Likewise, Bevin’s changes would have forced employer contribution rates to go higher for longer than the current KRS plan of simply paying the full actuarial required contribution every year, Shepherd said.

“Though the actuaries do not express opinions about the merits of the proposal, the numbers do not lie,” Shepherd wrote in a decision handed down Thursday.

“While the actuarial study of the governor’s proposal may be embarrassing to the administration in that it reveals substantial fiscal and economic problems with the governor’s proposal, the Open Records Act requires disclosure even if it causes ‘embarrassment to public officials or others,’” Shepherd continued.

Shepherd ordered the state budget office to release the analysis, prepared by consulting firm GRS, to Ellen Suetholz, a former state government attorney and member of the Kentucky Public Pension Coalition.

The Bevin administration will appeal the decision, general counsel Steve Pitt said in a statement.

“Judge Shepherd clearly erred in holding that a preliminary draft report, prepared for a bill that was never introduced, is subject to disclosure under the state Open Records Act,” Pitt wrote. “Under that theory, all documents prepared by state employees would be open to inspection by the public, and the Open Records act would be rendered a virtual nullity.”

“Equally as egregious, his disclosure and personal characterizations of the report (provided to him in camera — i.e. in confidence, for his eyes only) were improper under any interpretation of the law of Kentucky,” Pitt said.

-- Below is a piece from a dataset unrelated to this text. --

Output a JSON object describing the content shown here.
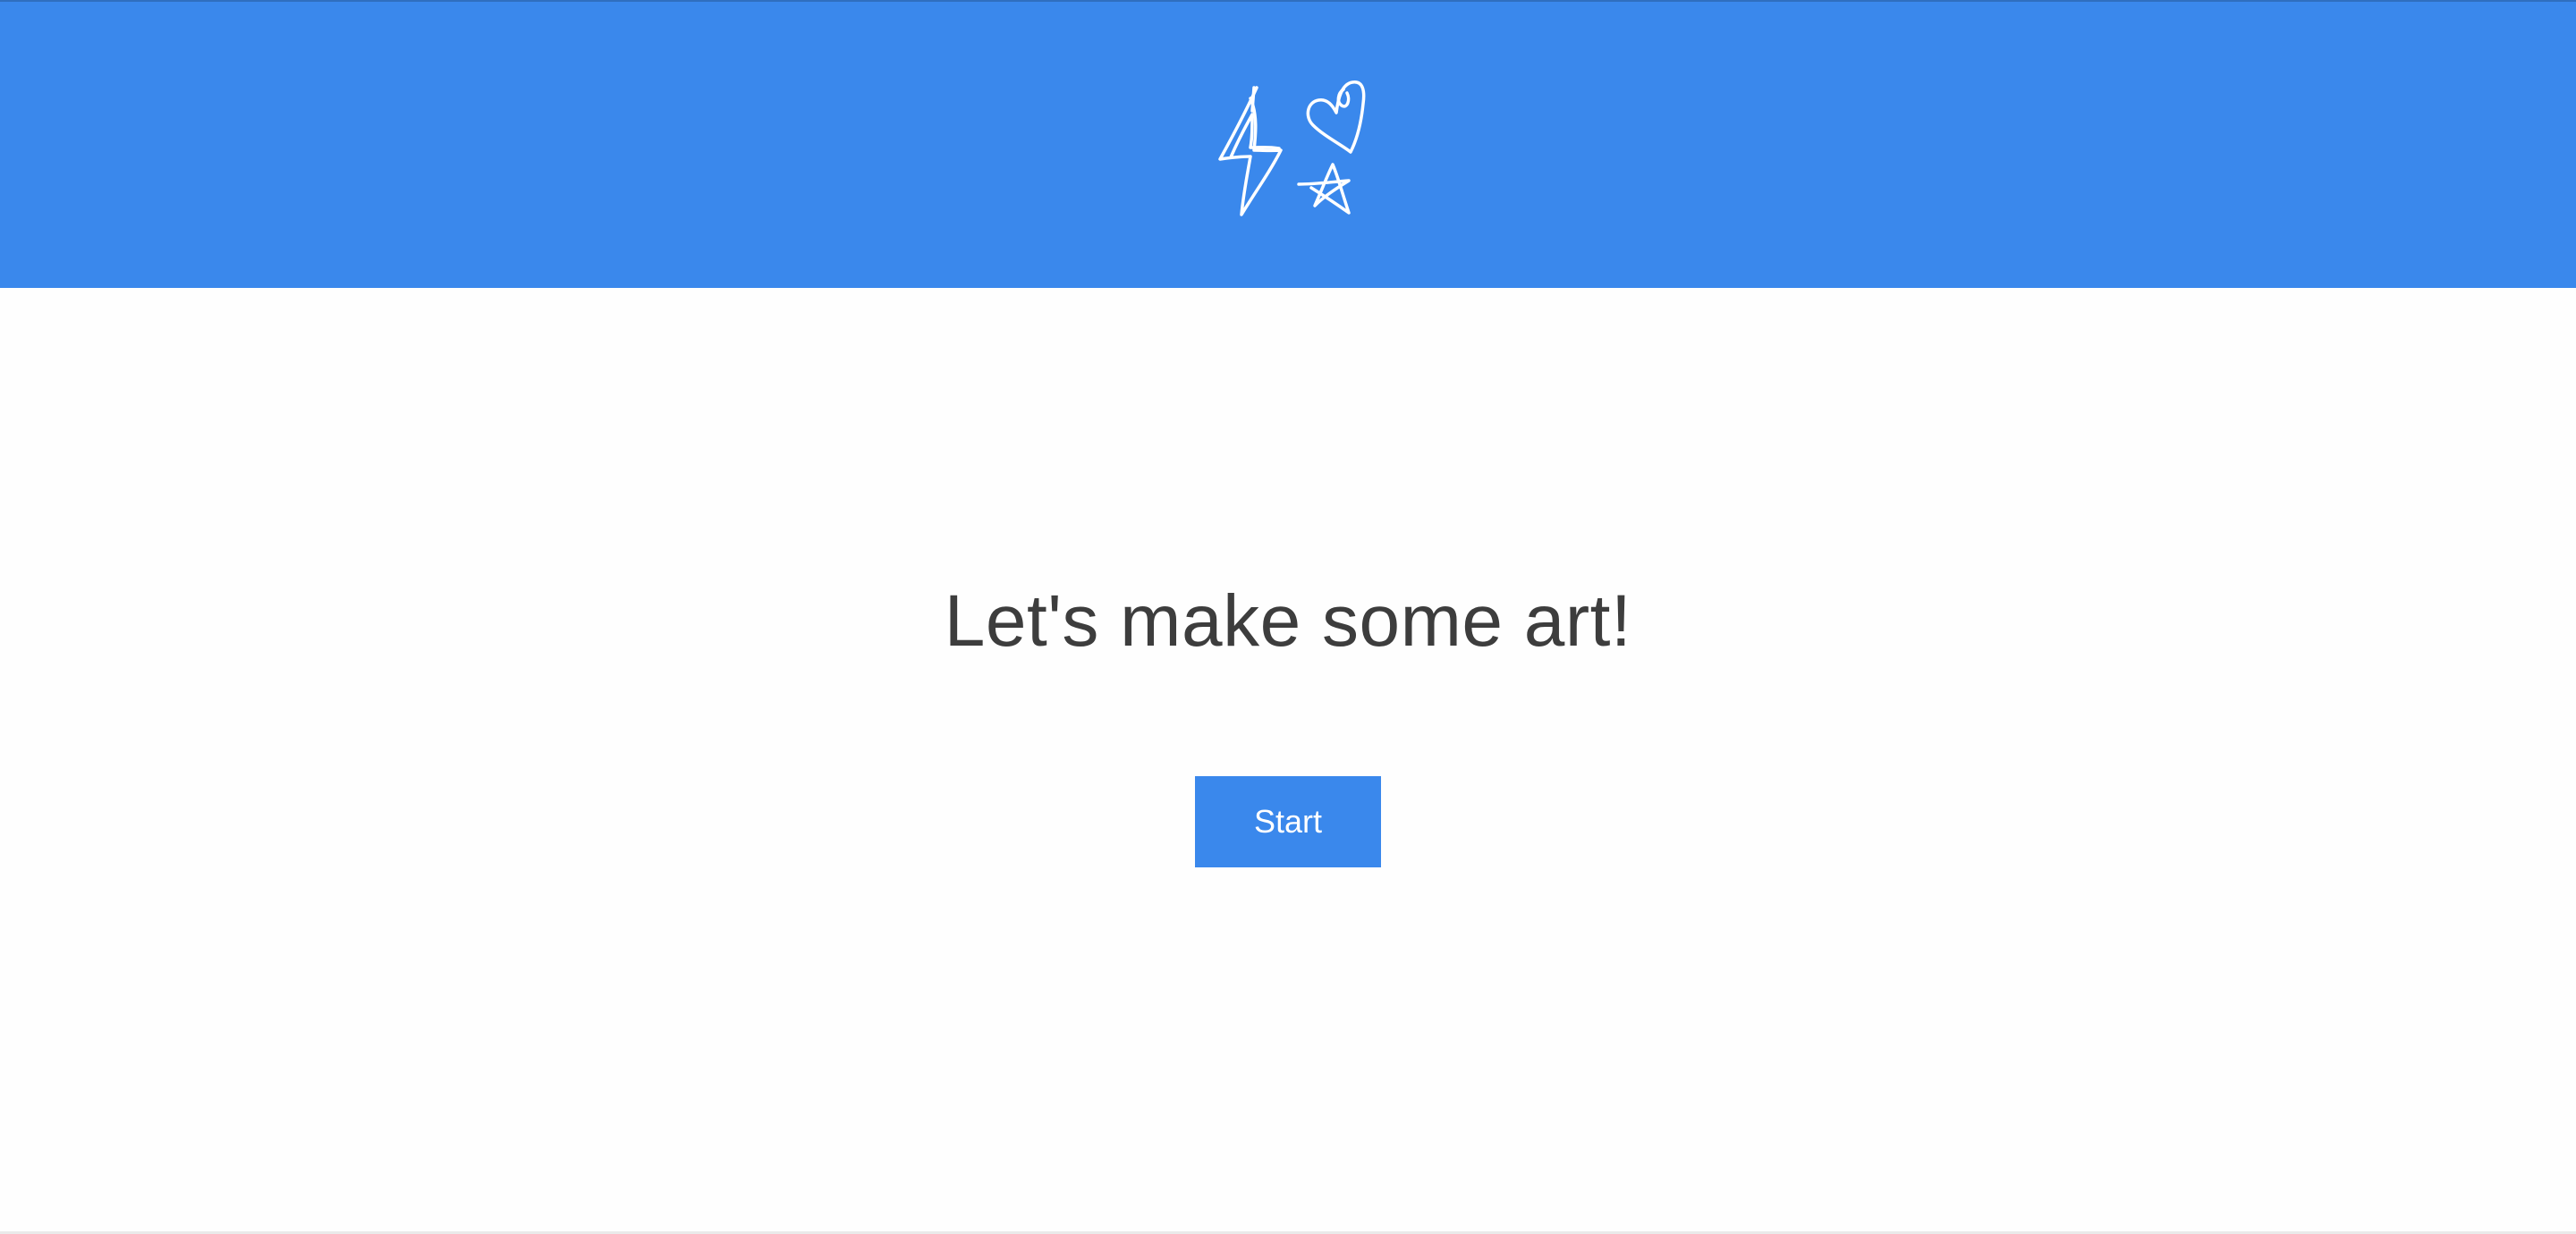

However, the public pension advocate who requested the analysis said she remains confident she will prevail.

“I’m thrilled,” Suetholz said when reached by phone. “This public has a right to know the full story about these changes that are being proposed to our pension systems. When the analysis was not released — when we were told we could not have it — we assumed the numbers were bad for the governor. And just based on some of the judge’s comments, it sounds like we were right.”

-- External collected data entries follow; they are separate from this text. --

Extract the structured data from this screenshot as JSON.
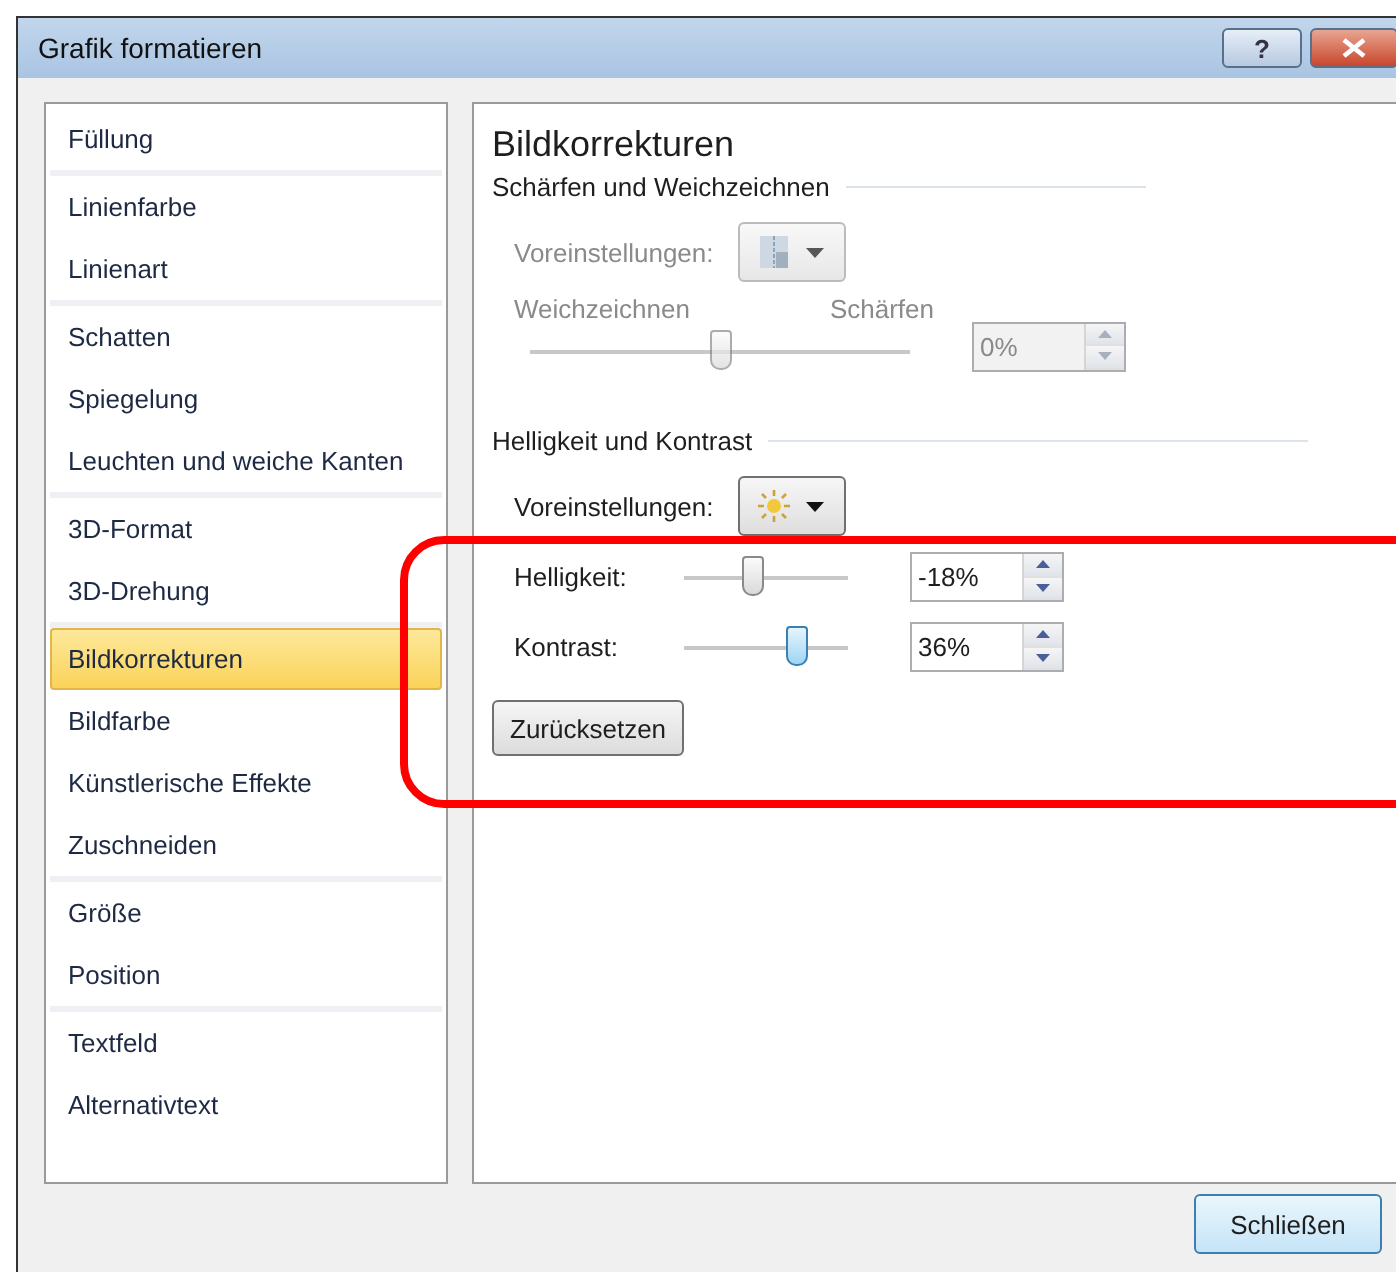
{
  "window": {
    "title": "Grafik formatieren",
    "help_button": "?"
  },
  "sidebar": {
    "groups": [
      {
        "items": [
          {
            "label": "Füllung",
            "selected": false
          }
        ]
      },
      {
        "items": [
          {
            "label": "Linienfarbe",
            "selected": false
          },
          {
            "label": "Linienart",
            "selected": false
          }
        ]
      },
      {
        "items": [
          {
            "label": "Schatten",
            "selected": false
          },
          {
            "label": "Spiegelung",
            "selected": false
          },
          {
            "label": "Leuchten und weiche Kanten",
            "selected": false
          }
        ]
      },
      {
        "items": [
          {
            "label": "3D-Format",
            "selected": false
          },
          {
            "label": "3D-Drehung",
            "selected": false
          }
        ]
      },
      {
        "items": [
          {
            "label": "Bildkorrekturen",
            "selected": true
          },
          {
            "label": "Bildfarbe",
            "selected": false
          },
          {
            "label": "Künstlerische Effekte",
            "selected": false
          },
          {
            "label": "Zuschneiden",
            "selected": false
          }
        ]
      },
      {
        "items": [
          {
            "label": "Größe",
            "selected": false
          },
          {
            "label": "Position",
            "selected": false
          }
        ]
      },
      {
        "items": [
          {
            "label": "Textfeld",
            "selected": false
          },
          {
            "label": "Alternativtext",
            "selected": false
          }
        ]
      }
    ]
  },
  "panel": {
    "title": "Bildkorrekturen",
    "sharpen": {
      "heading": "Schärfen und Weichzeichnen",
      "presets_label": "Voreinstellungen:",
      "disabled": true,
      "left_label": "Weichzeichnen",
      "right_label": "Schärfen",
      "level": 0.5,
      "value": "0%"
    },
    "brightness_contrast": {
      "heading": "Helligkeit und Kontrast",
      "presets_label": "Voreinstellungen:",
      "rows": [
        {
          "label": "Helligkeit:",
          "level": 0.41,
          "value": "-18%",
          "focused": false
        },
        {
          "label": "Kontrast:",
          "level": 0.68,
          "value": "36%",
          "focused": true
        }
      ],
      "reset_button": "Zurücksetzen"
    }
  },
  "buttons": [
    "Schließen"
  ]
}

In October 2017, Bevin offered a draft bill containing sweeping benefit cuts to the pension systems for state and local government employees and school teachers. He said he hoped to call the legislature into special session to pass it.

The legislature didn’t meet until its next regular session began in January 2018, and it rejected Bevin’s plan. But the governor continues to promote several ideas contained in his 2017 draft bill, such as putting newly hired public workers into defined-contribution accounts, shifting the burden to them to save enough for retirement.

Many people at the time wanted to know how much Bevin’s draft bill would cost the state and how much it would save — information typically offered in an actuarial analysis.

The Teachers’ Retirement System of Kentucky released its actuarial analysis of Bevin’s plan, showing that the draft bill would cost $4.4 billion more over 20 years when compared with the status quo of simply maintaining the current pension system with full funding.

But unlike the teachers’ system, the KRS board is dominated by gubernatorial appointees, including John Chilton, the state budget director. Chilton and the board refused to release the analysis conducted for KRS, prompting Suetholz to file a request under the Open Records Act.

The attorney general’s office ruled that the KRS analysis should be made public, but Chilton sued Suetholz to block that decision.

In his order this week, Shepherd said Kentucky’s $37 billion pension shortfall is a critical issue that deserves as much information to be made public for citizens as possible.

“The Open Records Act requires that this public debate be fully informed by all available relevant data, including the actuarial analysis of the governor’s publicly disclosed recommendations, when that study was paid for by the taxpayers,” Shepherd wrote.

“The legislature needs this analysis. The board of the Kentucky Retirement Systems needs this analysis. Public employees need this analysis. There is no valid basis under the Open Records Act to hide it from public scrutiny,” the judge wrote. “The court therefore finds that any interest in nondisclosure — and the court can identify no valid interest — is outweighed by the significant public interest in disclosing the actuarial analysis.”